Desde lo alto de la escalera mecánica se volvió. Siete u ocho personas más abajo, el pelirrojo subía imperturbable. Su cuerpo se retorció. El sudor frió le corrió por la espalda empapando la camisa o por lo menos así le pareció. La garganta se le apretujó. El estómago adoptó el estado de resaca.

Tenía que huir, huir lo antes posible. Empujando sin consideración a los inocentes viandantes salió a la calle. Se alejó sin pensar a donde dirigirse. Por un instante pensó en la policía, pero comprendió que era una idea estúpida. El pelirrojo desaparecería y qué iba a denunciar, ¿la sospecha de que una mujer entrevista en el metro transportaba droga?. Ridículo. Ni considerarlo otra vez.

Volviéndose ligeramente comprobaba que su perseguidor seguía tras él. La angustia aumentaba. Ningún taxi libre. Ninguna salida, ninguna solución.
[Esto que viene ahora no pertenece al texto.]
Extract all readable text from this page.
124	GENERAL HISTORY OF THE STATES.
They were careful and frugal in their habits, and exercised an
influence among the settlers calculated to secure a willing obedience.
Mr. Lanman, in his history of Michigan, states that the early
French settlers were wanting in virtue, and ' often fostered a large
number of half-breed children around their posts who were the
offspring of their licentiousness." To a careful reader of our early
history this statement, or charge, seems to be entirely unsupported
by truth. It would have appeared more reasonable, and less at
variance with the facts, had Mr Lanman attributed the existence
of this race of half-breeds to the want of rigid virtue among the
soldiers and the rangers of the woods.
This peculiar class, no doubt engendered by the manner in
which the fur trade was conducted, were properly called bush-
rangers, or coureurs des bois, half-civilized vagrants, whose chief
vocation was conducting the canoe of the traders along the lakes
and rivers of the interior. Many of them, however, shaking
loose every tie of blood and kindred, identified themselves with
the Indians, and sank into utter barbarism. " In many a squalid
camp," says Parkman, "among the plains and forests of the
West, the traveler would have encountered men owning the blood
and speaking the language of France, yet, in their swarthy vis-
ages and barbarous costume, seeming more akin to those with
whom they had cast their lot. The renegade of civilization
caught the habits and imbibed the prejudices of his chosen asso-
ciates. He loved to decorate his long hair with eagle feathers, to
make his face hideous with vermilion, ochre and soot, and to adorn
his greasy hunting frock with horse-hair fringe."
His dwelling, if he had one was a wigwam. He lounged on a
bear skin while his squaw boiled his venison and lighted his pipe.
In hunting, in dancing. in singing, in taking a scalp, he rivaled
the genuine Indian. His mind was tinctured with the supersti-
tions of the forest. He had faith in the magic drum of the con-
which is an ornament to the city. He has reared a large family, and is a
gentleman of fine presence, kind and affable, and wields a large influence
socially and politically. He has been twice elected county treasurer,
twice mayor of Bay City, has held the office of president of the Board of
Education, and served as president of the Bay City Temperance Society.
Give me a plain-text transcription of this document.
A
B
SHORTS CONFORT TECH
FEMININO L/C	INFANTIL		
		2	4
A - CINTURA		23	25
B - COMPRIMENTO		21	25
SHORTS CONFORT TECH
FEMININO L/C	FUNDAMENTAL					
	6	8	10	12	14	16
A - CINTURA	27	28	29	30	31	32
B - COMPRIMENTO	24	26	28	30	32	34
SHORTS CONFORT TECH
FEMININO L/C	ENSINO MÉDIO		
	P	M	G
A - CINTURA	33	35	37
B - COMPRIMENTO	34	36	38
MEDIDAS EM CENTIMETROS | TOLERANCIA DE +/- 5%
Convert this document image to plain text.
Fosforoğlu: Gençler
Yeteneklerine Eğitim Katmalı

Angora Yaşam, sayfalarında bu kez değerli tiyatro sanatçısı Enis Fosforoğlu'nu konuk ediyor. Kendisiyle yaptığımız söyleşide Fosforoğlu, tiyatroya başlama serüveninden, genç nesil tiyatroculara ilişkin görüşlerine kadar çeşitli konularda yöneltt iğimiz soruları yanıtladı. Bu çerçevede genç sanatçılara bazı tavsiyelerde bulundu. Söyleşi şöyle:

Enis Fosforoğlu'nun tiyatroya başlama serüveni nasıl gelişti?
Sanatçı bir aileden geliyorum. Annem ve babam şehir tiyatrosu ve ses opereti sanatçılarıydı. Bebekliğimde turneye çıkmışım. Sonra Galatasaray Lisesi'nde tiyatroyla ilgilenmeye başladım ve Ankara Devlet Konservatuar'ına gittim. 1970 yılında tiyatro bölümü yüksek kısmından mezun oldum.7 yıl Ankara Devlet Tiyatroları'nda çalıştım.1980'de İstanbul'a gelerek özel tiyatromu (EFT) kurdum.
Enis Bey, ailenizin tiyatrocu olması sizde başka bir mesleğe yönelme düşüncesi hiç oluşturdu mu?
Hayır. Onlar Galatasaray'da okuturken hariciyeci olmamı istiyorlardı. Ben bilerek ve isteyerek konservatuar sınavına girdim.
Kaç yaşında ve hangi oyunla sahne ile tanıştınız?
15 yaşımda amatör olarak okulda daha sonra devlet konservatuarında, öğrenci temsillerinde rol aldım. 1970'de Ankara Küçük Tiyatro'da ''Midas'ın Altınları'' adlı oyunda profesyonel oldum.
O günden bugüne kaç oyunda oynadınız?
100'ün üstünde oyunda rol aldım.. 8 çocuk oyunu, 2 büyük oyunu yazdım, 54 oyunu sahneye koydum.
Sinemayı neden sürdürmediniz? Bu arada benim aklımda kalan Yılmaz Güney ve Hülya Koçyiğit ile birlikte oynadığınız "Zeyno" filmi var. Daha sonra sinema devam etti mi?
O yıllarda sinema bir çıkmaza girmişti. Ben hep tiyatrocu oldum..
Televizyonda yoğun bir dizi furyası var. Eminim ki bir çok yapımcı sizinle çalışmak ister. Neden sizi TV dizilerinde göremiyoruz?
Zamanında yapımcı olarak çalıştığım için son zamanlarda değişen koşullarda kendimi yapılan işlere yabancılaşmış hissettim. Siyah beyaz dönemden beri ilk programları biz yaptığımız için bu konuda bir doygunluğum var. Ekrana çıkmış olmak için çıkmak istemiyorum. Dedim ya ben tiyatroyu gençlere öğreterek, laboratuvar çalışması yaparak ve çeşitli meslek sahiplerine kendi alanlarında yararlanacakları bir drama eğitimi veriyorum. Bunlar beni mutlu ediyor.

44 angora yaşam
Dobló y distinguió en la siguiente esquina una multitud. No necesitó razonarlo. Se apresuró y se introdujo en ella. Era una manifestación. Empezó a deslizarse con ánimo de confundirse. Ya más tranquilo, observó a su alrededor. Ni señal del pelirrojo. Le rodeaban personas serias, bien vestidas, encorbatadas, curas, skins, nazis y otros seres de la misma ralea. ¡Estaba en una manifestación de radicales católicos! Sintió que tenia que salir de allí y abandonar esa peligrosa compañía.

En cuando alcanzaron la primera esquina salió de la manada y emprendió de nuevo las maniobras de distracción, girando en todas las esquinas y cambiando de dirección a menudo. Por más que observó, no distinguió al pelirrojo ni nadie que le infundiese sospechas. ¡Estaba salvado!

Exhalo un suspiro de alivio. Le vendría bien descansar un poco y tomar algo. En la esquina un cartel anunciaba cafetería La Rioja. Un buen lugar, limpio, moderno,acogedor. Se acomodó en un taburete.

─ Buenos días, ¿que va a tomar el señor?

Levantó la vista para encontrarse con la mirada displicente del pelirrojo.